Un paese poco attento agli animali

Un Paese pigro e poco attento alla tutela e alla gestione degli animali. Le migliori città raggiungono a malapena la sufficienza (60 punti su 100) in un settore che, invece, dovrebbe ottenere punteggi ben più alti considerata la grande presenza di amici a quattro zampe in città. È quanto emerge dalla terza edizione “Rapporto Animali in Città”, l’indagine di Legambiente dedicata ai servizi e alle attività dei Comuni capoluogo di provincia.animali_in_citta

Il quadro che viene fuori è quello di un Paese che, seppur ama gli animali, è ancora molto indietro nell’effettiva tutela e nei servizi offerti ai cittadini e ai loro animali d’affezione.
Se l’86% delle amministrazioni dichiara di avere un assessorato e/o un ufficio comunale dedicato ad affrontare le problematiche animali, scende al 72% il numero delle amministrazioni che ha semplicemente chiesto alle ASL quale fosse il numero dei cani iscritti all’anagrafe canina (ad eccezione di Emilia Romagna e Friuli Venezia Giulia dove i Comuni tengono l’anagrafe canina), strumento indispensabile per fronteggiare il randagismo in Italia. Per quanto riguarda i servizi mancano sufficienti spazi aperti dove portare quotidianamente a spasso i propri amici a quattro zampe: in media nei Comuni italiani è presente uno spazio dedicato ogni 28.837 cittadini. Ed ancora il 47% dei Comuni ha dichiarato di aver adottato regolamenti per l’accesso degli amici a quattro zampe in uffici e/o locali aperti al pubblico, mentre solo il 34% dei Comuni costieri che ha risposto al questionario ha adottato un regolamento per l’accesso al mare o al lago. Dati ancor più negativi arrivano anche quest’anno dalla conoscenza della biodiversità animale in città: solo il 26% dei Comuni realizza una mappatura delle specie animali presenti sul territorio. Nella Penisola le città che nel complesso si impegnano maggiormente per gli animali d’affezione sono le città medie che, nella classifica finale dell’indagine di Legambiente, superano la sufficienza come Prato, prima in graduatoria (79,36), seguita da Bolzano (74,34) e Modena (71,42). Le grandi e le piccole città, invece, arrancano. Padova, seppur prima tra le grandi città, ha un punteggio appena al di sotto della sufficienza (59,97) seguita da Firenze (50,81) e Verona (47,99). Tra le piccole città il gradino più alto lo conquista Pordenone che supera di poco la sufficienza (63,5), seconda e terza posizione in classifica per Chieti (59,1) e Biella (57,51).

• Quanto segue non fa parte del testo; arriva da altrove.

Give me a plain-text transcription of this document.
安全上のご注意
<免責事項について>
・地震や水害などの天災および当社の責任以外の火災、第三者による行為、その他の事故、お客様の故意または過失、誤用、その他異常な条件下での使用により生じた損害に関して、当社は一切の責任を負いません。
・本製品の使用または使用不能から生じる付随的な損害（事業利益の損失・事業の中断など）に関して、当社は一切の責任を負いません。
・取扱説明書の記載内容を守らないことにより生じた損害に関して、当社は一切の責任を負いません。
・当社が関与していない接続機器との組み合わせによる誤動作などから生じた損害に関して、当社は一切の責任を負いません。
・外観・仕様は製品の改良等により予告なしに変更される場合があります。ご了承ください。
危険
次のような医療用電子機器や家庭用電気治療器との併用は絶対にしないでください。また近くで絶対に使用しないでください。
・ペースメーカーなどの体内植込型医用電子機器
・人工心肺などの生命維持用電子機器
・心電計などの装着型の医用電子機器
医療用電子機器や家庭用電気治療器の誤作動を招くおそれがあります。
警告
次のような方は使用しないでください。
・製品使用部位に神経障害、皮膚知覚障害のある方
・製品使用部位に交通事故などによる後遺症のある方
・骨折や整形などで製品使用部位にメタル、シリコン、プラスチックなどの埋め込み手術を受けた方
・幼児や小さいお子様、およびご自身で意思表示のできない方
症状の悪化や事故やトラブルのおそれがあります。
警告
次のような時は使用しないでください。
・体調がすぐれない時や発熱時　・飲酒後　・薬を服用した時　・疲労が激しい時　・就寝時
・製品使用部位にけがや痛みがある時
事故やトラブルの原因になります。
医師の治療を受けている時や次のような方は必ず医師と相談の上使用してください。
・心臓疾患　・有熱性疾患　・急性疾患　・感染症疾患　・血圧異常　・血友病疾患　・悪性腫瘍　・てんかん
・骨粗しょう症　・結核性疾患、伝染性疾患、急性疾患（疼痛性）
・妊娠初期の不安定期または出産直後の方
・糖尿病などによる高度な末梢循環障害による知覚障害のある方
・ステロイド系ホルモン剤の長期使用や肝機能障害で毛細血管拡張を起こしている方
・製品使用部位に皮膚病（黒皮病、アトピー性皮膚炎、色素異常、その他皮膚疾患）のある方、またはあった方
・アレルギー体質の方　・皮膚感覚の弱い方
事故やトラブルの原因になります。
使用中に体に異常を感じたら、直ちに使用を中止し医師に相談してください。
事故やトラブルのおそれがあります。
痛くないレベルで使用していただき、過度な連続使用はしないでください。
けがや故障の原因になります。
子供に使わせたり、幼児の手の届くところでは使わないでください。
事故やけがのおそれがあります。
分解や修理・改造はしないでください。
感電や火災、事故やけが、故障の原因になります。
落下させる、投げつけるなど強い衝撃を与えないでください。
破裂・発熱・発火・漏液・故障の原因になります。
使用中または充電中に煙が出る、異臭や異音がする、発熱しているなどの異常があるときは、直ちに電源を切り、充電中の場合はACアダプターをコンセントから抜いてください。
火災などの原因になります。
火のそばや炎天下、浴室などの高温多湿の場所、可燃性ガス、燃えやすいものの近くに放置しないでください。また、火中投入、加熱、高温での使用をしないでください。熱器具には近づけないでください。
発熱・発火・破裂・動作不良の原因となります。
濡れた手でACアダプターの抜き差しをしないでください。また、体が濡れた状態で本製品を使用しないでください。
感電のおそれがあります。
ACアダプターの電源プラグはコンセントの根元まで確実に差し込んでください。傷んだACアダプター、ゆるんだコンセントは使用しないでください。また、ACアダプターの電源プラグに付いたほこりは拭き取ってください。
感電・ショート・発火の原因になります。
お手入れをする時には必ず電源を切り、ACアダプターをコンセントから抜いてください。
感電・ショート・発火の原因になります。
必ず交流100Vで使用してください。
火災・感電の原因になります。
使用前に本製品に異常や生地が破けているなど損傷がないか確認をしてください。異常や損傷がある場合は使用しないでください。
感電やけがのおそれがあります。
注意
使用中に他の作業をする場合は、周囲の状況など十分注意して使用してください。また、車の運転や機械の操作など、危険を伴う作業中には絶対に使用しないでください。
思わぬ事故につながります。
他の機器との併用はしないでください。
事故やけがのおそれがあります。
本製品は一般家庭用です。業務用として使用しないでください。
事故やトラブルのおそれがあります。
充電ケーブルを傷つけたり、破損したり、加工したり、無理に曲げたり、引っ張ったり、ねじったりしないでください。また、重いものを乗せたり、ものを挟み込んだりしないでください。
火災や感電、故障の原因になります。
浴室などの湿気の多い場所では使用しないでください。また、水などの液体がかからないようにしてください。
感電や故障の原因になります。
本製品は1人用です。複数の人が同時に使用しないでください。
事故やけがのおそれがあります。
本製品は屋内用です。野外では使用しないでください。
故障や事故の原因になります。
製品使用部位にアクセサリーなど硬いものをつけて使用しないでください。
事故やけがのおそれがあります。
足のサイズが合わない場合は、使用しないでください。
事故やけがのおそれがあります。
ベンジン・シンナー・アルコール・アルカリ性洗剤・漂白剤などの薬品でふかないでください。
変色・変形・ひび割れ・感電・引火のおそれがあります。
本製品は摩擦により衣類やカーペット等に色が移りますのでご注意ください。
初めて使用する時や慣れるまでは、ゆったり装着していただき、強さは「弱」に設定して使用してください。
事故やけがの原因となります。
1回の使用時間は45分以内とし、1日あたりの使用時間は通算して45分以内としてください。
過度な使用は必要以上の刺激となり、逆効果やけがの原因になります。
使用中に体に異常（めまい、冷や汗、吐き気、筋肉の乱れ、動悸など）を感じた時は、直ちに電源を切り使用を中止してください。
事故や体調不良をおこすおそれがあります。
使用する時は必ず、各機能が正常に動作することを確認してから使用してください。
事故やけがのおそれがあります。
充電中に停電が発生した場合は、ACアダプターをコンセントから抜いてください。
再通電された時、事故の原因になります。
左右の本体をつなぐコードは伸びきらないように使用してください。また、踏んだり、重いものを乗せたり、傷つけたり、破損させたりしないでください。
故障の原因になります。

“Il quadro che emerge dal Rapporto Animali in Città – dichiara Antonino Morabito, responsabile nazionale Fauna e Benessere animale – mostra tutta l’urgenza, anche economica, di un totale cambio di strategia tra i diversi attori responsabili: Amministrazioni comunali, Regioni e Governo. Una città pet-friendly non è un sogno impossibile da realizzare, ma è fondamentale che le Istituzioni diano assoluta priorità ad anagrafe e sterilizzazione mettendo in campo soluzioni innovative ed economicamente vantaggiose per cittadini, al fine di ‘chiudere quei rubinetti’ oggi totalmente aperti che ininterrottamente alimentano le vie del randagismo di cani e gatti, con tutti i problemi e le sofferenze che porta con sé. Nel contempo non è possibile trascurare oltre l’attivazione di efficaci e regolari controlli e sanzioni per il funzionamento delle regole di civile convivenza in città”.

Anche quest’anno per la lettura e il confronto dei dati ricevuti, i capoluoghi di provincia, ai quali è stato inviato il questionario per l’anno 2012, sono stati suddivisi in tre gruppi: 15 grandi città con più 200mila abitanti, 44 medie città con popolazione tra 80mila e 200mila abitanti e 45 piccole città con meno di 80mila abitanti. Al questionario hanno risposto 13 grandi città, 37 medie città e 31 piccole città. Novità di questa terza edizione è la classifica dei capoluoghi di provincia realizzata sulla valutazione di trentatré differenti indicatori.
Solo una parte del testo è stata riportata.